Secondé par des producteurs tels que The Alchemist, EZ Elpee, Rockwilder, Just Blaze, et Havoc bien sûr, Prodigy perpétue le son de Mobb Deep. Il l'actualise un peu, comme avec le son pompier de "Rock Dat Shit", bien dans l'esprit clinquant de l'an 2000, ou bien cet "Y.B.E." qui évoque le rap sudiste avec son thème (l'argent qui coule à flots) et son invité (B.G. de Cash Money). Mais pour le reste, ce sont des boucles qui laissent toute leur place aux raps, comme sur ce "Keep It Thoro" dépourvu de refrain. Ou bien ce sont les compositions amples et atmosphériques qui ont tant réussi au duo par le passé, celle par exemple de "Can't Complain".

H.N.I.C., cependant, est loin d'être parfait. Même si les rappeurs répondent présents, la boucle de clavecin sans variation de “What U Rep” est épuisante. Les beats de "Wanna Be Thugs", "Delt W/ The Bullshit", "Trials Of Love" et d'autres encore, font preuve de peu d'imagination. Et après un départ canon, l'album s'embourbe par instants, malgré des moments forts comme "Diamond", ce "Gun Play" produit de main de maître par Rockwilder et "Veteran’s Memorial" (si l'on veut mon avis, un bien meilleur travail d'Alchemist que celui du pourtant très populaire "Keep It Thoro").

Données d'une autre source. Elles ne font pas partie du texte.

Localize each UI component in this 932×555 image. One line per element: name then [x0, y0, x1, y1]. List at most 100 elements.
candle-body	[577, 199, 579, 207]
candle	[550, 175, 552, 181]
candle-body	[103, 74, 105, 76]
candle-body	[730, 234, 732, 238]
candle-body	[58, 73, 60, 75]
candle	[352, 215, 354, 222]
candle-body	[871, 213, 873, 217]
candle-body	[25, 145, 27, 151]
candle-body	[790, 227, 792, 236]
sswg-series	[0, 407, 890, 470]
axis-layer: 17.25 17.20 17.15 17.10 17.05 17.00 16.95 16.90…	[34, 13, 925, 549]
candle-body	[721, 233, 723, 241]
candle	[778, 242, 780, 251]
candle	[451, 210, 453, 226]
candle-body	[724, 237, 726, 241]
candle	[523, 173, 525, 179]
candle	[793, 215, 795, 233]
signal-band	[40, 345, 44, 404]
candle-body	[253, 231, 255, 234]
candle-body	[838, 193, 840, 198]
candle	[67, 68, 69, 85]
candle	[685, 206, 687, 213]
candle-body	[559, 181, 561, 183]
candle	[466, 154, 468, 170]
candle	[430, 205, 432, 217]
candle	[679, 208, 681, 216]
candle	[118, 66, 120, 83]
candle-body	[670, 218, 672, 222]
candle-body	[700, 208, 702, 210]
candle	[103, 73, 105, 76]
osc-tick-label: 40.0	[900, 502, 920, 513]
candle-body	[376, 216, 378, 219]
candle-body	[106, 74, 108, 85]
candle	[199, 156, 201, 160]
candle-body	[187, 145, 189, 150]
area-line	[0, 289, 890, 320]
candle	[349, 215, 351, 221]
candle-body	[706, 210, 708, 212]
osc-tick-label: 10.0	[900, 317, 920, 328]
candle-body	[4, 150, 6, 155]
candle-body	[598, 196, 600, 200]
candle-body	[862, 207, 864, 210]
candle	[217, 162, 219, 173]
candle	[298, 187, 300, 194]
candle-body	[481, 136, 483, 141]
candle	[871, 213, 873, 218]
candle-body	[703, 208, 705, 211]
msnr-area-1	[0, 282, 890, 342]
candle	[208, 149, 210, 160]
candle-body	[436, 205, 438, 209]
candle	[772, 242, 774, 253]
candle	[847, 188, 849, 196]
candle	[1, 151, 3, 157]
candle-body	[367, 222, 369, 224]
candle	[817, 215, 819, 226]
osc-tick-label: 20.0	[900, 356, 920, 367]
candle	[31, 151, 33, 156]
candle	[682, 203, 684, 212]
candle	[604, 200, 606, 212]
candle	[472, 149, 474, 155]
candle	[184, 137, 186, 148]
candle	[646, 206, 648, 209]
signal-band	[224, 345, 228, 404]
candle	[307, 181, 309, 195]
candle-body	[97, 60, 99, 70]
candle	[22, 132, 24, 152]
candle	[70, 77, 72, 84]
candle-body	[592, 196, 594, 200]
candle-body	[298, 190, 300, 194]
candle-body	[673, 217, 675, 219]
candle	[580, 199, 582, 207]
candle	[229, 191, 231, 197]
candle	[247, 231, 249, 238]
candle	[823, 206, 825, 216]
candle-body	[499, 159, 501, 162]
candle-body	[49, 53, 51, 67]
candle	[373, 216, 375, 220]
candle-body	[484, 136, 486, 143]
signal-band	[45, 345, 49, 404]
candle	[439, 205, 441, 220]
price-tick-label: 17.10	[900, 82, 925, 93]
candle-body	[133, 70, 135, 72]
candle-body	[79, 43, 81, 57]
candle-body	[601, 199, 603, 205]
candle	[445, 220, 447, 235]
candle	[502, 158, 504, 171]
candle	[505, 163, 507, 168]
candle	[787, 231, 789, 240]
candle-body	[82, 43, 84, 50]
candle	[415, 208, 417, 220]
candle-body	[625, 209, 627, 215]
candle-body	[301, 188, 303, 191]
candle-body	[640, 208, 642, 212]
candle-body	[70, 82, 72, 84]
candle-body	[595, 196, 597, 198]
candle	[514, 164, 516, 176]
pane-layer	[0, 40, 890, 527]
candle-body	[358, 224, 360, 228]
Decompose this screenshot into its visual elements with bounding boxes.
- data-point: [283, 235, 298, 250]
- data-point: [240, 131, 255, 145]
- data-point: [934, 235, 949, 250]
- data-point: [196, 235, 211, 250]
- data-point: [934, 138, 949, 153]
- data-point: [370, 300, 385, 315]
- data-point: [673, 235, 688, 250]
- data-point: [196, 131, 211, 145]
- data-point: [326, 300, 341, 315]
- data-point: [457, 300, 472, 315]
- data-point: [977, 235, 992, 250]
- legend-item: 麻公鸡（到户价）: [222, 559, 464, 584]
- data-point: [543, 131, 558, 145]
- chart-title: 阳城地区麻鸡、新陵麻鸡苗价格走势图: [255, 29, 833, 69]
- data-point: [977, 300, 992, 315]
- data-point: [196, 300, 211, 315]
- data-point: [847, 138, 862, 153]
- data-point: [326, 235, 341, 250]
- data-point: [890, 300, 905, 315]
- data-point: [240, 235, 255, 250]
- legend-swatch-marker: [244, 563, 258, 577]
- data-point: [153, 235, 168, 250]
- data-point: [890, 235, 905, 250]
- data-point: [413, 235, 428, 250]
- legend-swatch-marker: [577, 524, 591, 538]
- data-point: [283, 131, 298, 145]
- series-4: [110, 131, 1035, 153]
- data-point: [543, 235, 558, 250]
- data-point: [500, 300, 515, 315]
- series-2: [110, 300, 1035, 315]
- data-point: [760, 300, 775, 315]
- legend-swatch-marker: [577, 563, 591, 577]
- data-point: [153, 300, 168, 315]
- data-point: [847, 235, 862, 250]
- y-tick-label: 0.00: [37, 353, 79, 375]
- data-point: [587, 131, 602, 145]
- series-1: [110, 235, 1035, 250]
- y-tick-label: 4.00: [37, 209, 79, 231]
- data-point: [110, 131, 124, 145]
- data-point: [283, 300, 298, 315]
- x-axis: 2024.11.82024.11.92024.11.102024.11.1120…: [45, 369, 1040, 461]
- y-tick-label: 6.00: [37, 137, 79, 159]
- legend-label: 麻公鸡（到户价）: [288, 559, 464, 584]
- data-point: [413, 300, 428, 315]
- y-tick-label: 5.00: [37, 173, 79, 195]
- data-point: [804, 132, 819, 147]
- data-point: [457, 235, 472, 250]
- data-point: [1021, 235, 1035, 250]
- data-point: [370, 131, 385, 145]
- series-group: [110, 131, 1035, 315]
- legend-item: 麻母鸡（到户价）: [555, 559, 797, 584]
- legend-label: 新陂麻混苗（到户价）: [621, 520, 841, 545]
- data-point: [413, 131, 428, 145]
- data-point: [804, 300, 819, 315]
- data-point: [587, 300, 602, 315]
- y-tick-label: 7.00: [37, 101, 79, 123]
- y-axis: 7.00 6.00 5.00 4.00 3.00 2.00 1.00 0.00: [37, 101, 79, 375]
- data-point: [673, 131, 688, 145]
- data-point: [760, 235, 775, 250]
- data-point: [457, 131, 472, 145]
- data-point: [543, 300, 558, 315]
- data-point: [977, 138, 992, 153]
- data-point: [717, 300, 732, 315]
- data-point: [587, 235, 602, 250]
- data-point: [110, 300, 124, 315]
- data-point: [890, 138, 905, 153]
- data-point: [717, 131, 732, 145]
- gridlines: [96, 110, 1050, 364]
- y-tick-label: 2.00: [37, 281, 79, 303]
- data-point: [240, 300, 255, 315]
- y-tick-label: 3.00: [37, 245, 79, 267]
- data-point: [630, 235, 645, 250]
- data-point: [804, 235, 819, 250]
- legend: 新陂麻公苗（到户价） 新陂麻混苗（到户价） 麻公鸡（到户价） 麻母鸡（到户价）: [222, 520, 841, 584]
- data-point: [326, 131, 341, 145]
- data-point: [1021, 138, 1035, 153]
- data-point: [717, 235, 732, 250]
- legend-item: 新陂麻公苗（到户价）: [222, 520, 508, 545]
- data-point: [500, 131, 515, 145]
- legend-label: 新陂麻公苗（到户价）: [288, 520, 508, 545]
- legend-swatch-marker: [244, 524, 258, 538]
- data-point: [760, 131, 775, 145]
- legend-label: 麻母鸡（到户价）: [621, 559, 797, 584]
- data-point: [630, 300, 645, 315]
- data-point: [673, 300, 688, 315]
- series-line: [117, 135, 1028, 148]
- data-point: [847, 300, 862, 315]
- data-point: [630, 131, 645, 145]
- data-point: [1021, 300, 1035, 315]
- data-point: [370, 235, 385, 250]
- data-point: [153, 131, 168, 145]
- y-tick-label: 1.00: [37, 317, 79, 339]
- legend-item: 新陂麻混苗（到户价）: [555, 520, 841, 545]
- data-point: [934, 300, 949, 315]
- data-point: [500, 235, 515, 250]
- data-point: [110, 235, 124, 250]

Depuis The Infamous, le duo n'a jamais quitté le premier plan. Mais tout de même, progressivement, année après année, il perd de sa superbe, et H.N.I.C. précède de peu sa relégation dans la deuxième division du rap. Il est l'ultime artéfact d'une époque où Mobb Deep régnait là-bas, tout là-haut, au sommet de la scène rap new-yorkaise et globale.